Categorisation of U.S. states

In the United States, a public land state is a U.S. state in which all lands were originally public lands owned by the United States federal government, which later transferred them to private ownership – or to the ownership of state or local governments – through land grants. By contrast, a private land state (also called a non-public land state or a state land state) is a U.S. state in which the federal government is not the original land-owner. In public land states, the federal government owns a significant proportion of the state's public lands; in private land states, federal land holdings are generally more limited, comprising lands acquired through purchase, donation or eminent domain for such purposes as military bases, federal office buildings, national parks, etc, and public lands are more frequently under the ownership of state or local governments.

Public land states are those created from the Northwest Territory ceded to the U.S. from Great Britain after the Revolutionary War; the Louisiana Purchase; western territories acquired from Mexico after the end of the Mexican War; and Alaska, acquired from Russia in the Alaska Purchase.

Private land states include the original 13 states that achieved independence after the American Revolution, as well as the states of Vermont and Texas (which were both sovereign republics at the time of their admission to the Union), Kentucky and Tennessee (both ceded from lands claimed by the original states of Virginia and North Carolina, respectively), Maine and West Virginia (carved directly from the original states of Massachusetts and Virginia), and Hawaii. The Federal Government did not issue land grants in those locations, and hence the National Archives (which holds the records of the United States General Land Office) does not hold any land grant records for them.
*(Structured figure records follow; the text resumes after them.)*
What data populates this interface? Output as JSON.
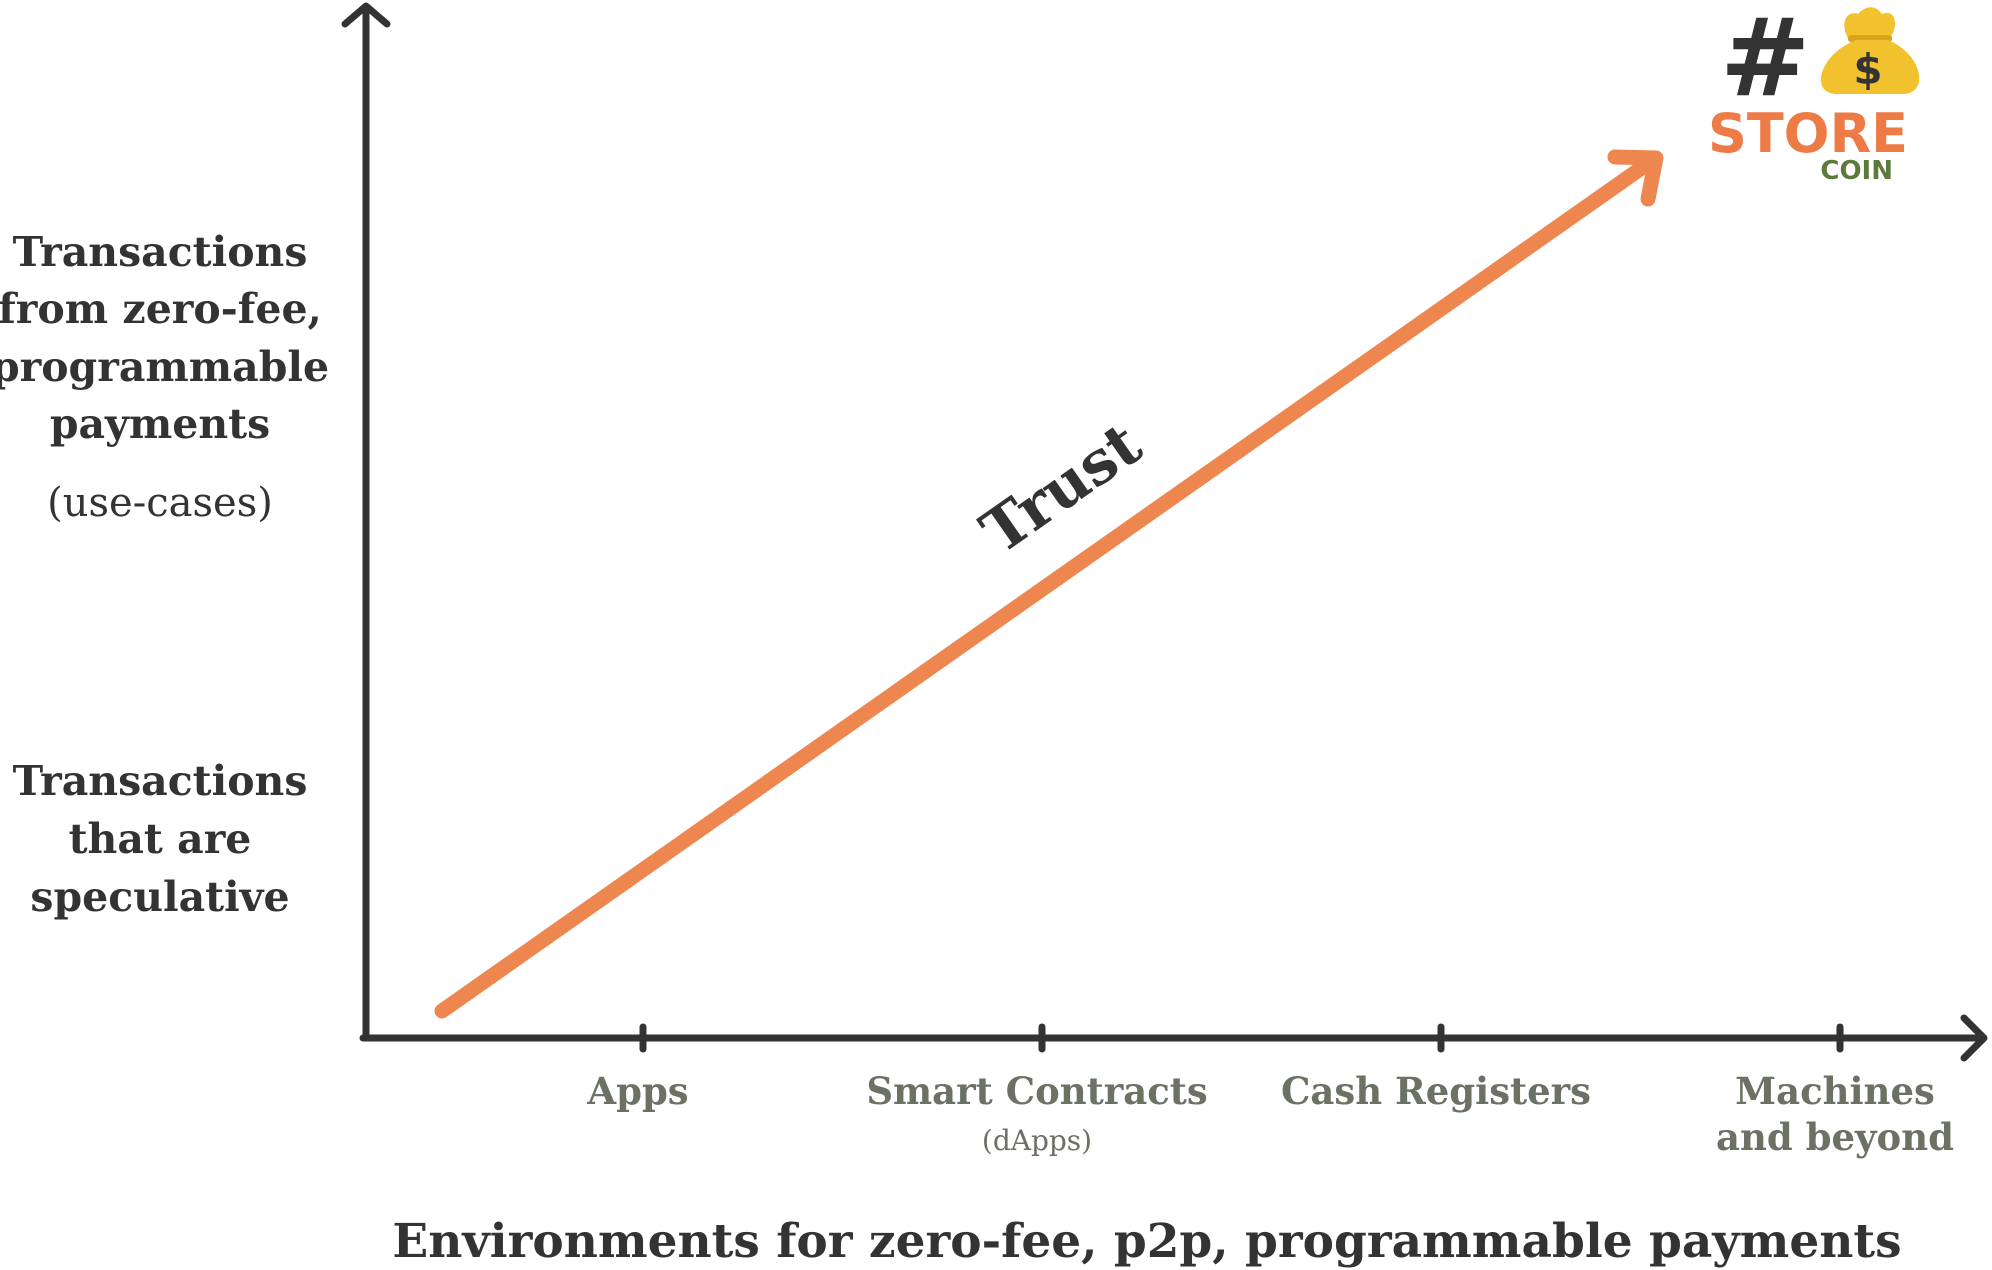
{
  "colors": {
    "axis": "#333333",
    "arrow": "#ee874f",
    "tick_text": "#6b7264",
    "logo_orange": "#ee7b45",
    "logo_green": "#5c7a3a",
    "logo_gold": "#f2c12e"
  },
  "y_labels": {
    "top": {
      "lines": [
        "Transactions",
        "from zero-fee,",
        "programmable",
        "payments"
      ],
      "sub": "(use-cases)"
    },
    "bottom": {
      "lines": [
        "Transactions",
        "that are",
        "speculative"
      ]
    }
  },
  "x_ticks": [
    {
      "label": "Apps",
      "label2": "",
      "sub": ""
    },
    {
      "label": "Smart Contracts",
      "label2": "",
      "sub": "(dApps)"
    },
    {
      "label": "Cash Registers",
      "label2": "",
      "sub": ""
    },
    {
      "label": "Machines",
      "label2": "and beyond",
      "sub": ""
    }
  ],
  "x_axis_title": "Environments for zero-fee, p2p, programmable payments",
  "trend_label": "Trust",
  "logo": {
    "hash": "#",
    "dollar": "$",
    "store": "STORE",
    "coin": "COIN",
    "icon": "money-bag-icon"
  }
}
Land grant records for private land states are generally found in state government archives. Although classified as a private land state by the federal government, some sources however refer to Texas as a "public land state", on the grounds that a significant proportion of state lands are owned by the state government; these lands were originally Mexican public lands, ownership of which was claimed by the Republic of Texas upon its independence from Mexico.

The Bureau of Land Management divides public land states into two groups, Eastern and Western, whose records are maintained separately. The Eastern public land states are defined as Alabama, Arkansas, Florida, Illinois, Indiana, Iowa, Louisiana, Michigan, Minnesota, Mississippi, Missouri, Ohio, and Wisconsin, while the Western public land states are Alaska, Arizona, California, Colorado, Idaho, Kansas, Montana, Nebraska, Nevada, New Mexico, North Dakota, Oklahoma, Oregon, South Dakota, Utah, Washington, and Wyoming.